From here, all I can do is send photos to mimic and suggestions for priorities. I can look at houses in Seattle and try not to panic that they sell in a week for more than list price and are often tiny AND out of our comfortable price range. I can try to find patience for being the sole parent* for my adjusting child.

There isn’t a whole lot of doing I can do, though. Surfing realty is mostly making me anxious, so I’m trying to impose a moratorium for a few days. Not Doing is hard for me. I’ve done a better job of Being – putting my phone down, going for walks, not multi-tasking as I go from one room to the other or sit at a stoplight or have a few beats of silence – but Not Doing is, well… WHAT AM I SUPPOSED TO BE DOING WHILE I’M NOT DOING?

Yea. Clearly room to grow.

I’m going to focus on Hoping and Not Planning for a little while. I don’t really know where the line between “creating backup plans” and “settling” falls, so I’m going to try to not think, find faith, remember that things will change anyway, and wait.

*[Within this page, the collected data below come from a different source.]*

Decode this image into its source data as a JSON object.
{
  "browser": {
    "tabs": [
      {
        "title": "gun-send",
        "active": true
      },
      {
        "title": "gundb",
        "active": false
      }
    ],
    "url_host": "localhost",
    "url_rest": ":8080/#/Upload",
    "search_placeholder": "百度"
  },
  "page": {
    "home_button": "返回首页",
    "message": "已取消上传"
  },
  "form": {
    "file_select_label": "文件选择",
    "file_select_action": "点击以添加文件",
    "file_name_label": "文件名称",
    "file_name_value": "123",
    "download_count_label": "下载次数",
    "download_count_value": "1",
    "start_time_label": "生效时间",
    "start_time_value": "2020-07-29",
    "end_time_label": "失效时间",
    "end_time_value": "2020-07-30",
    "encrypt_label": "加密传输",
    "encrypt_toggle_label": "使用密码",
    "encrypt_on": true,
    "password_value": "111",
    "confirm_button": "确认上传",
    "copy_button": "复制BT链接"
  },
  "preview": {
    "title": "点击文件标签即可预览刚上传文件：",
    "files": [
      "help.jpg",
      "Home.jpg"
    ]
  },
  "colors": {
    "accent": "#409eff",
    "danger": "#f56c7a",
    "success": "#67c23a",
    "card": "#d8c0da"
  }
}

Talk about a growth opportunity.

*I’m not solo parenting, by any means. I am living with two loving grandparents who do everything they can to give me a break and/ or help me and I have a nanny who comes in three mornings a week. I am the one parent here with Javi, though, so there’s only so much they can do (as opposed to my partner in parenting who can shoulder the load fully when we tag team).

Day in My Ideal Life

One of my favorite exercises for so many situations is called “Day In My Ideal Life”: without any prepping or forethought, take a quiet moment and write down what a full day in your ideal life would look like while you focus on picturing it, beginning to end. Include any level of detail you find intriguing but don’t try too hard; if you happen to notice what you’re wearing, great, but if not, don’t sweat it. Once finished, walk away.

The next day, come back and reread it and I bet you’ll find a few surprises you didn’t see coming. The details you thought to include are telling. In my ideal work day, for example, I’m wearing a skirt and heels and in an office with other people doing work. I am not in jeans and flats, nor am I in a coffee shop or out in the field. The details you didn’t include are also telling! In all of the ideal work days I’ve described, it’s never been noted what industry I’m in, or what my team and I are actually working on. Clearly it doesn’t matter to me so much whether I’m working on software or not, directly with a customer or not, in Engineering or not.

The interesting thing about the exercise is how adaptable it is. My current living situation is most certainly not ideal – I miss my husband, I don’t have enough focused time to work, and my work day is spread across various not-ideal venues like a coffee shop, the back porch, and my car. HOWEVER, running through my ideal day right now reminded me that I do need focused time to work so it’s time to firm up my transition boundaries to make sure I get some of what I need, at least.